It is rather unfortunate that, despite our access to numerous data and detailed information, tea tree oil still has its fair share of myths surrounding it. Today, we will attempt to list some of the more common and recent myths associated with tea tree oil. Without further ado, here are 5 myths about tea tree oil.

Myth 1: Since tea tree oil is all natural, it must be safe to use and consume
Tea tree oil may be all natural, but it isn´t completely safe to use and consume. Tea tree essential oil can be quite harsh when used in a concentrated form, leading to skin irritation. Hence, it is always advisable to use it in diluted form. However, people can experience allergic reactions to tea tree oil, even at low concentrations. If ingested and consumed, tea tree oil can be really poisonous.

Myth 2: Tea tree oil can be used as an alternative to antibiotics
Yes, we can´t deny the fact that tea tree oil has antimicrobial, anti-bacterial, and antiseptic properties. But, it can still be rather toxic when ingested. In fact, tea tree oil can only be used topically. Therefore, it has limited use and potential. Hence, it cannot be used as an alternative to antibiotics, especially to those used internally.

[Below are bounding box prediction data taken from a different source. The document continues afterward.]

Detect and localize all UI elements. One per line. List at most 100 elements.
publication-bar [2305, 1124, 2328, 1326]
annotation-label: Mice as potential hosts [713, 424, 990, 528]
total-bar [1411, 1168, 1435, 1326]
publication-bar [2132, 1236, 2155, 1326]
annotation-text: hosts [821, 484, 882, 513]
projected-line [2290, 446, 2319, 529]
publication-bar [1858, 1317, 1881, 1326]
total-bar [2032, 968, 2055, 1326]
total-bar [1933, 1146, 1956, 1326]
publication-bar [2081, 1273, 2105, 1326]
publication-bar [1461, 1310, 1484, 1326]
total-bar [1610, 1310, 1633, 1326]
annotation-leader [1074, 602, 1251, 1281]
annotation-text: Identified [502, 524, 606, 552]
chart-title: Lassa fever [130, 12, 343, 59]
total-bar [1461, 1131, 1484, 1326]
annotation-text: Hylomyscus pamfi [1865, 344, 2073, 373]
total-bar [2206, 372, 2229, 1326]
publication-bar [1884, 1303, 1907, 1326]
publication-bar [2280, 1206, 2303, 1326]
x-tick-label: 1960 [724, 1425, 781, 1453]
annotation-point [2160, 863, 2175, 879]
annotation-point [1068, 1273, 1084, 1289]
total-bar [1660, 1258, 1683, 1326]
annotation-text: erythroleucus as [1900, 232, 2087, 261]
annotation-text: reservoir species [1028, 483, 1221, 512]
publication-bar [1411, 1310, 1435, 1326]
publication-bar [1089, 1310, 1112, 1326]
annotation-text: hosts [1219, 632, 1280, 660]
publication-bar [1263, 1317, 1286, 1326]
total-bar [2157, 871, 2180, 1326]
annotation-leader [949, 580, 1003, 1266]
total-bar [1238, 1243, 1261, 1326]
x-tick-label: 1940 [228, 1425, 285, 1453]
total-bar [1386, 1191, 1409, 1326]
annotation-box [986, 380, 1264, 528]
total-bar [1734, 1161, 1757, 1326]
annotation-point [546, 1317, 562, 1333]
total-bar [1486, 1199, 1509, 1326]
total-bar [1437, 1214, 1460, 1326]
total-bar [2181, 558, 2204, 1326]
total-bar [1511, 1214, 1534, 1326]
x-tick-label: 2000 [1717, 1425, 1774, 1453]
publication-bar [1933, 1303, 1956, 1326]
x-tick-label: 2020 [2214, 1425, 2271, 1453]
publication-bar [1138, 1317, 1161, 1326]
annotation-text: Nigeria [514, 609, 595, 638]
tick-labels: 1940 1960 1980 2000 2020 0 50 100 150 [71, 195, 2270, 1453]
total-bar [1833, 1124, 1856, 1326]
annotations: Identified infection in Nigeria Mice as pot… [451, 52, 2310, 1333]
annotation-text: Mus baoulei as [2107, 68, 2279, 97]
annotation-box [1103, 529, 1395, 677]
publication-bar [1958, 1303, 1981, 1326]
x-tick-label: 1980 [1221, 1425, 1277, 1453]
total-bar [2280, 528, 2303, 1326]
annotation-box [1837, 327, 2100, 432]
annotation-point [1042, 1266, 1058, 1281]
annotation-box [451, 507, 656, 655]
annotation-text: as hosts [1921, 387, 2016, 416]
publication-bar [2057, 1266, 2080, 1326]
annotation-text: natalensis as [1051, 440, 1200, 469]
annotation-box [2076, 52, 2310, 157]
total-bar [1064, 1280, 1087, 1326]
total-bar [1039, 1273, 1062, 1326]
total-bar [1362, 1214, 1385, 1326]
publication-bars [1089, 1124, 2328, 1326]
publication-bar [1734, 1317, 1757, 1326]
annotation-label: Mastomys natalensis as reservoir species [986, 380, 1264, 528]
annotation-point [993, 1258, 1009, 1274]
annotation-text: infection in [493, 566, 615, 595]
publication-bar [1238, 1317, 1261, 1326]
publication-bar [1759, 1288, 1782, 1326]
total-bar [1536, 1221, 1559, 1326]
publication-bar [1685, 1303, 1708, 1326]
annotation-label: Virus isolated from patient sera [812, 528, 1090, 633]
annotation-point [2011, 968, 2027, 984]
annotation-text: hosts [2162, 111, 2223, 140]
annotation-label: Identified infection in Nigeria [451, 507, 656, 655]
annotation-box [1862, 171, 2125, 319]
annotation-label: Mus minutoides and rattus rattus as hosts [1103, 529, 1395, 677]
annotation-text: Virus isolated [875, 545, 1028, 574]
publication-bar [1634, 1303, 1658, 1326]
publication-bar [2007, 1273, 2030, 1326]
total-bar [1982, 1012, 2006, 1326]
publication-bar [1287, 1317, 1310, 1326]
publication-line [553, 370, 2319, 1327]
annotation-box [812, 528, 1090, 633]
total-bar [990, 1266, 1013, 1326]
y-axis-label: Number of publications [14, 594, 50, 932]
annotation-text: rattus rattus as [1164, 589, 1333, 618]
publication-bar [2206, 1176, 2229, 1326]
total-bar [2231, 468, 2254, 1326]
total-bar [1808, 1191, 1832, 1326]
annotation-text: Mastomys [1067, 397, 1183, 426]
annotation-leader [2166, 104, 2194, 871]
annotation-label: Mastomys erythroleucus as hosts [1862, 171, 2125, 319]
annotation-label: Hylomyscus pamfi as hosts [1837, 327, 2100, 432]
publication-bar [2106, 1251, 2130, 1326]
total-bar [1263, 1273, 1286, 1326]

Myth 3: Tea tree only grows in Australia
Contrary to popular opinion, tea tree oil doesn´t only grow in the land down under. Tea trees and Melaleuca species can grow and do grow all over the globe, in similar climates. Some of them serve as beautiful landscape plants while others have become a pest.

Myth 4: Tea tree oil comprises 48 different compounds
Well, tea tree oil doesn´t comprise of only 48 different compounds. In fact, if we are to be more precise, over 100 different compounds have been identified in tea tree oil.

Myth 5: Tea tree oil is better when the terpinene levels are higher than 40%
The standard for tea tree oil is around 30% terpinenes, and anything higher than 40% has shown little to no additional benefit.

Myth 6: If it causes a rash, it´s a sign that your body is detoxing
If the tea tree oil causes a rash, it is not a sign that your body is detoxing! A rash is an indication of skin irritation, often caused by an allergy to the plant from which the essential oil is made.

Myth 7: Tea tree oil mole removal myth
Tea tree oil (Melaleuca) has been touted as a natural remedy for anything from skin tag to wart. Some websites contend that it’s useful for removing moles, purporting that it completely “cures” moles and leaves behind the only healthy skin. It’s a very popular myth for mole removal – but it is, sadly, a myth. While tea tree oil has some excellent beneficial properties, studies reveal nothing that would help remove a mole. That’s not how tea tree works, and it’s not how moles work.